Panel Discussion, continued...

Q: This whole concept of evolution and what's life and where does it start, leads back to the very beginning of thought where it allows all this energy to take place for us to be able to be doing this kind of thing. As someone was talking about earlier, about the origin of the universe, all this material comes from one particular fossil. The question that I very often get from my students is how big is that rock? It's a very popular question.

MULLER:  It depends on whether the universe is finite or infinite. Let's consider the two cases separately. If the original universe were finite, then the answer is zero. In other words, it's very, very small. If the universe were originally infinite, then the answer is basically that it always was infinite. That causes some conceptual problems because there are regions of space that are not in causal connection with the regional space that we're in. But that doesn't matter because we haven't had time to observe them yet. So the universe breaks up into little bubbles and our known universe is one of these bubbles. And this bubble, the known universe in all of these models, is the universe that we see out to the background radiation, the universe that we see out to the most distant quasar, that known universe in all of these models. The size initially was essentially zero, less than a cubic micron. That's the easy answer.
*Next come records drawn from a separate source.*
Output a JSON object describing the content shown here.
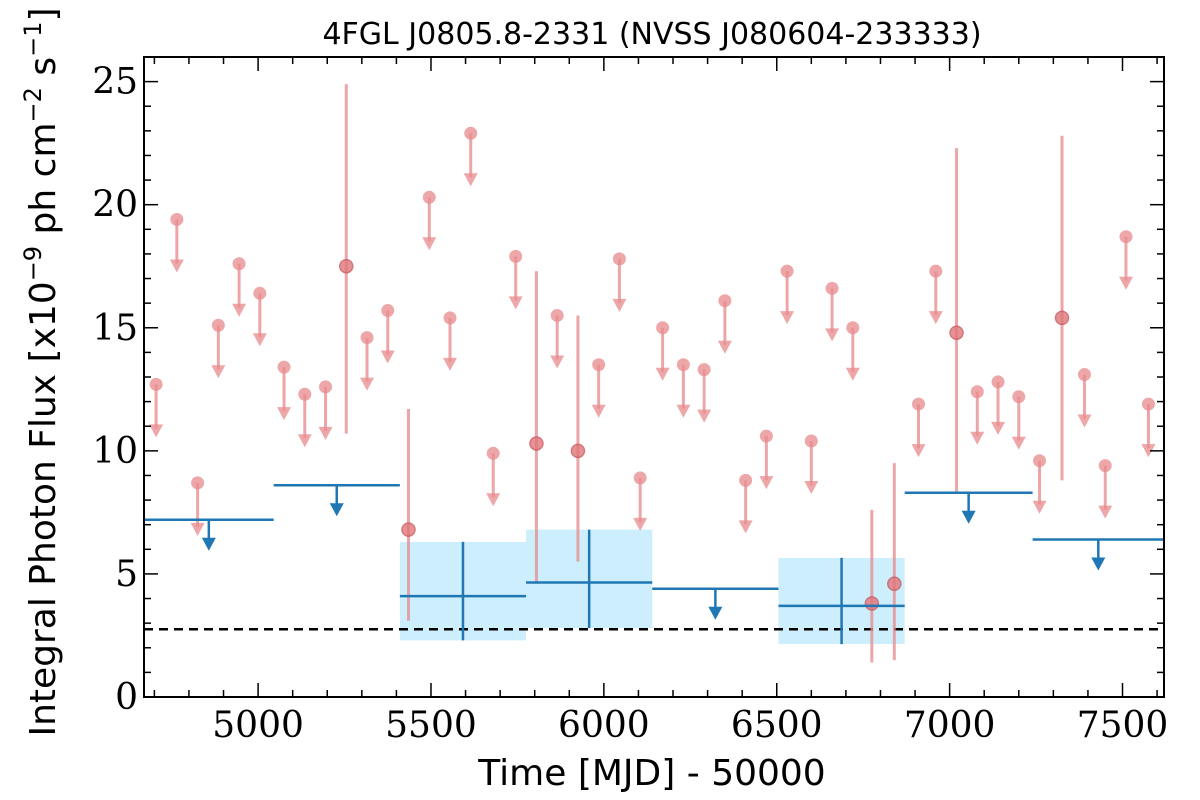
{
  "chart_data": {
    "type": "scatter",
    "title": "4FGL J0805.8-2331 (NVSS J080604-233333)",
    "xlabel": "Time [MJD] - 50000",
    "ylabel": "Integral Photon Flux [x10",
    "ylabel_exp": "−9",
    "ylabel_mid": " ph cm",
    "ylabel_exp2": "−2",
    "ylabel_end": " s",
    "ylabel_exp3": "−1",
    "ylabel_close": "]",
    "xlim": [
      4670,
      7620
    ],
    "ylim": [
      0,
      26
    ],
    "xticks": [
      "5000",
      "5500",
      "6000",
      "6500",
      "7000",
      "7500"
    ],
    "yticks": [
      "0",
      "5",
      "10",
      "15",
      "20",
      "25"
    ],
    "grid": false,
    "reference_level": 2.75,
    "colors": {
      "short_bins": "#e8898c",
      "long_bins": "#1f77b4",
      "long_bins_band": "#cdeefc",
      "reference_line": "#000000"
    },
    "short_bin_upper_limits": [
      {
        "x": 4705,
        "y": 12.7
      },
      {
        "x": 4765,
        "y": 19.4
      },
      {
        "x": 4825,
        "y": 8.7
      },
      {
        "x": 4885,
        "y": 15.1
      },
      {
        "x": 4945,
        "y": 17.6
      },
      {
        "x": 5005,
        "y": 16.4
      },
      {
        "x": 5075,
        "y": 13.4
      },
      {
        "x": 5135,
        "y": 12.3
      },
      {
        "x": 5195,
        "y": 12.6
      },
      {
        "x": 5315,
        "y": 14.6
      },
      {
        "x": 5375,
        "y": 15.7
      },
      {
        "x": 5495,
        "y": 20.3
      },
      {
        "x": 5555,
        "y": 15.4
      },
      {
        "x": 5615,
        "y": 22.9
      },
      {
        "x": 5680,
        "y": 9.9
      },
      {
        "x": 5745,
        "y": 17.9
      },
      {
        "x": 5865,
        "y": 15.5
      },
      {
        "x": 5985,
        "y": 13.5
      },
      {
        "x": 6045,
        "y": 17.8
      },
      {
        "x": 6105,
        "y": 8.9
      },
      {
        "x": 6170,
        "y": 15.0
      },
      {
        "x": 6230,
        "y": 13.5
      },
      {
        "x": 6290,
        "y": 13.3
      },
      {
        "x": 6350,
        "y": 16.1
      },
      {
        "x": 6410,
        "y": 8.8
      },
      {
        "x": 6470,
        "y": 10.6
      },
      {
        "x": 6530,
        "y": 17.3
      },
      {
        "x": 6600,
        "y": 10.4
      },
      {
        "x": 6660,
        "y": 16.6
      },
      {
        "x": 6720,
        "y": 15.0
      },
      {
        "x": 6910,
        "y": 11.9
      },
      {
        "x": 6960,
        "y": 17.3
      },
      {
        "x": 7080,
        "y": 12.4
      },
      {
        "x": 7140,
        "y": 12.8
      },
      {
        "x": 7200,
        "y": 12.2
      },
      {
        "x": 7260,
        "y": 9.6
      },
      {
        "x": 7390,
        "y": 13.1
      },
      {
        "x": 7450,
        "y": 9.4
      },
      {
        "x": 7510,
        "y": 18.7
      },
      {
        "x": 7575,
        "y": 11.9
      }
    ],
    "short_bin_detections": [
      {
        "x": 5255,
        "y": 17.5,
        "err_low": 10.7,
        "err_high": 24.9
      },
      {
        "x": 5435,
        "y": 6.8,
        "err_low": 3.1,
        "err_high": 11.7
      },
      {
        "x": 5805,
        "y": 10.3,
        "err_low": 4.6,
        "err_high": 17.3
      },
      {
        "x": 5925,
        "y": 10.0,
        "err_low": 5.5,
        "err_high": 15.5
      },
      {
        "x": 6775,
        "y": 3.8,
        "err_low": 1.4,
        "err_high": 7.6
      },
      {
        "x": 6840,
        "y": 4.6,
        "err_low": 1.5,
        "err_high": 9.5
      },
      {
        "x": 7020,
        "y": 14.8,
        "err_low": 8.3,
        "err_high": 22.3
      },
      {
        "x": 7325,
        "y": 15.4,
        "err_low": 8.8,
        "err_high": 22.8
      }
    ],
    "long_bin_upper_limits": [
      {
        "x_start": 4670,
        "x_end": 5045,
        "y": 7.2
      },
      {
        "x_start": 5045,
        "x_end": 5410,
        "y": 8.6
      },
      {
        "x_start": 6140,
        "x_end": 6505,
        "y": 4.4
      },
      {
        "x_start": 6870,
        "x_end": 7240,
        "y": 8.3
      },
      {
        "x_start": 7240,
        "x_end": 7620,
        "y": 6.4
      }
    ],
    "long_bin_detections": [
      {
        "x_start": 5410,
        "x_end": 5775,
        "y": 4.1,
        "err_low": 2.3,
        "err_high": 6.3
      },
      {
        "x_start": 5775,
        "x_end": 6140,
        "y": 4.65,
        "err_low": 2.8,
        "err_high": 6.8
      },
      {
        "x_start": 6505,
        "x_end": 6870,
        "y": 3.7,
        "err_low": 2.15,
        "err_high": 5.65
      }
    ]
  }
}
Q:  I was wondering why you don't like the idea that the universe rotated and caused fluctuation? Is that pretty probable?

MULLER:  It seems pretty probable but quantum fluctuations have to do with uncertainty and not with things actually jumping around. That's what always bothers me about that. When you have a quantum fluctuation, it means there is a lack of knowledge of the result of a measurement. But the energy is always conserved, momentum is always conserved in quantum mechanics. You don't get sudden jumps occurring in quantum mechanics and if you're going to postulate a quantum fluctuation, the way all the present theories do, it is simply by postulating fluctuations. To me that doesn't solve the problem. If you look into the theories in detail you see built into them is a postulate about what the magnitude of the fluctuation was. That's just redefining the problem and hiding it. It doesn't really solve it. That's why I don't like it.